If the current $2,000 per child tax credit were made fully refundable, it could reduce child poverty by 20%, they estimated.

“Refundability is the most consequential way to reduce child poverty, and we urge lawmakers to make it permanent,” Rubin and Lew wrote.

Yet not all leaders agree. Sen. Joe Manchin, D-W.V., has said he would not support renewing the child tax credit without including work requirements. Some Republicans agree.

The question is whether both sides can reach a compromise. The Bipartisan Policy Center has proposed a plan that would make part of the child tax credit fully available to families at the lower end of the income spectrum, regardless of whether or not they have earnings.
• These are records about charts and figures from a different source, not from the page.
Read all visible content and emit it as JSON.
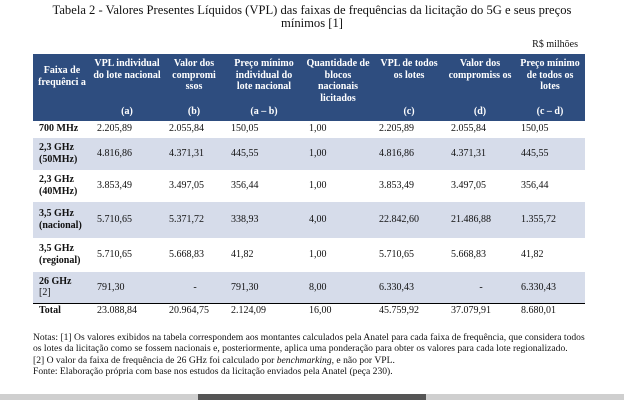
{
  "title_line1": "Tabela 2 - Valores Presentes Líquidos (VPL) das faixas de frequências da licitação do 5G e seus preços",
  "title_line2": "mínimos [1]",
  "unit": "R$ milhões",
  "headers": [
    {
      "label": "Faixa de frequênci a",
      "code": ""
    },
    {
      "label": "VPL individual do lote nacional",
      "code": "(a)"
    },
    {
      "label": "Valor dos compromi ssos",
      "code": "(b)"
    },
    {
      "label": "Preço mínimo individual do lote nacional",
      "code": "(a – b)"
    },
    {
      "label": "Quantidade de blocos nacionais licitados",
      "code": ""
    },
    {
      "label": "VPL de todos os lotes",
      "code": "(c)"
    },
    {
      "label": "Valor dos compromiss os",
      "code": "(d)"
    },
    {
      "label": "Preço mínimo de todos os lotes",
      "code": "(c – d)"
    }
  ],
  "rows": [
    {
      "band": "700 MHz",
      "band_sub": "",
      "vals": [
        "2.205,89",
        "2.055,84",
        "150,05",
        "1,00",
        "2.205,89",
        "2.055,84",
        "150,05"
      ]
    },
    {
      "band": "2,3 GHz",
      "band_sub": "(50MHz)",
      "vals": [
        "4.816,86",
        "4.371,31",
        "445,55",
        "1,00",
        "4.816,86",
        "4.371,31",
        "445,55"
      ]
    },
    {
      "band": "2,3 GHz",
      "band_sub": "(40MHz)",
      "vals": [
        "3.853,49",
        "3.497,05",
        "356,44",
        "1,00",
        "3.853,49",
        "3.497,05",
        "356,44"
      ]
    },
    {
      "band": "3,5 GHz",
      "band_sub": "(nacional)",
      "vals": [
        "5.710,65",
        "5.371,72",
        "338,93",
        "4,00",
        "22.842,60",
        "21.486,88",
        "1.355,72"
      ]
    },
    {
      "band": "3,5 GHz",
      "band_sub": "(regional)",
      "vals": [
        "5.710,65",
        "5.668,83",
        "41,82",
        "1,00",
        "5.710,65",
        "5.668,83",
        "41,82"
      ]
    },
    {
      "band": "26 GHz",
      "band_sub": "[2]",
      "vals": [
        "791,30",
        "-",
        "791,30",
        "8,00",
        "6.330,43",
        "-",
        "6.330,43"
      ]
    },
    {
      "band": "Total",
      "band_sub": "",
      "vals": [
        "23.088,84",
        "20.964,75",
        "2.124,09",
        "16,00",
        "45.759,92",
        "37.079,91",
        "8.680,01"
      ]
    }
  ],
  "notes": {
    "n1": "Notas: [1] Os valores exibidos na tabela correspondem aos montantes calculados pela Anatel para cada faixa de frequência, que considera todos os lotes da licitação como se fossem nacionais e, posteriormente, aplica uma ponderação para obter os valores para cada lote regionalizado.",
    "n2_a": "[2] O valor da faixa de frequência de 26 GHz foi calculado por ",
    "n2_em": "benchmarking",
    "n2_b": ", e não por VPL.",
    "source": "Fonte: Elaboração própria com base nos estudos da licitação enviados pela Anatel (peça 230)."
  },
  "colors": {
    "header_bg": "#2e4d7f",
    "row_shade": "#d6dcea"
  }
}
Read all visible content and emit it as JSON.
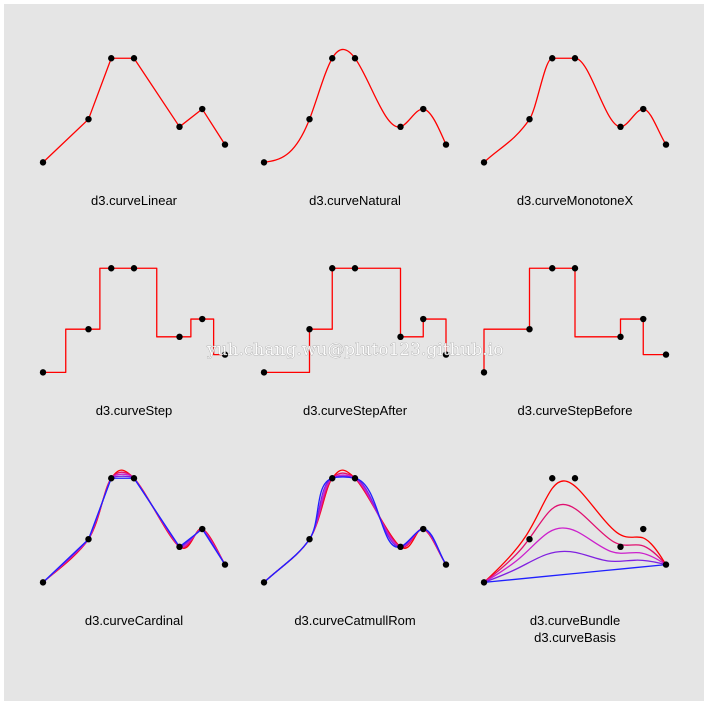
{
  "watermark": "yuh.chang.wu@pluto123.github.io",
  "colors": {
    "background": "#e5e5e5",
    "primary": "#ff0000",
    "point": "#000000",
    "gradient": [
      "#ff0000",
      "#e01070",
      "#cc20cc",
      "#8020e0",
      "#2020ff"
    ]
  },
  "chart_data": {
    "type": "diagram",
    "points": [
      [
        0,
        0.06
      ],
      [
        1,
        0.4
      ],
      [
        1.5,
        0.88
      ],
      [
        2,
        0.88
      ],
      [
        3,
        0.34
      ],
      [
        3.5,
        0.48
      ],
      [
        4,
        0.2
      ]
    ],
    "panels": [
      {
        "name": "curveLinear",
        "label": "d3.curveLinear"
      },
      {
        "name": "curveNatural",
        "label": "d3.curveNatural"
      },
      {
        "name": "curveMonotoneX",
        "label": "d3.curveMonotoneX"
      },
      {
        "name": "curveStep",
        "label": "d3.curveStep"
      },
      {
        "name": "curveStepAfter",
        "label": "d3.curveStepAfter"
      },
      {
        "name": "curveStepBefore",
        "label": "d3.curveStepBefore"
      },
      {
        "name": "curveCardinal",
        "label": "d3.curveCardinal",
        "tension": [
          0,
          0.25,
          0.5,
          0.75,
          1
        ]
      },
      {
        "name": "curveCatmullRom",
        "label": "d3.curveCatmullRom",
        "alpha": [
          0,
          0.25,
          0.5,
          0.75,
          1
        ]
      },
      {
        "name": "curveBundle",
        "label": "d3.curveBundle",
        "label2": "d3.curveBasis",
        "beta": [
          1,
          0.75,
          0.5,
          0.25,
          0
        ]
      }
    ]
  }
}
Then, a second portion would phase in with income, as the credit does today.

“What I would recommend policy makers focus most on is reaching agreement to expand some of the benefits to families at the bottom of the income distribution, which is much less expensive than expanding the size of the credit for everyone,” said Shai Akabas, director of economic policy at the Bipartisan Policy Center.

However, a recent report published by researchers at Columbia University found small and statistically insignificant effects of the child tax credit on employment and labor force participation.

Data shows the monthly child tax credit payments helped families pay for food, electrical bills and prevent their children from going to bed hungry, said Chuck Marr, vice president for federal tax policy at the Center on Budget and Policy Priorities.

“Then the rug got pulled out right from underneath them, just as food prices and energy prices started to surge,” Marr said.

“Some have used inflation as an excuse not to do something, when really, for low-income people, it’s another reason to do it,” he said.

For now, families who are eager for more generous child tax credit checks will likely have to wait.

“It seems fairly unlikely that they are going to reach an agreement in advance of the November election to expand the CTC for the current year,” Akabas said, due in part to a packed legislative agenda and not much time when lawmakers will be in session.

“There’s no clear path to an agreement at this moment,” he said.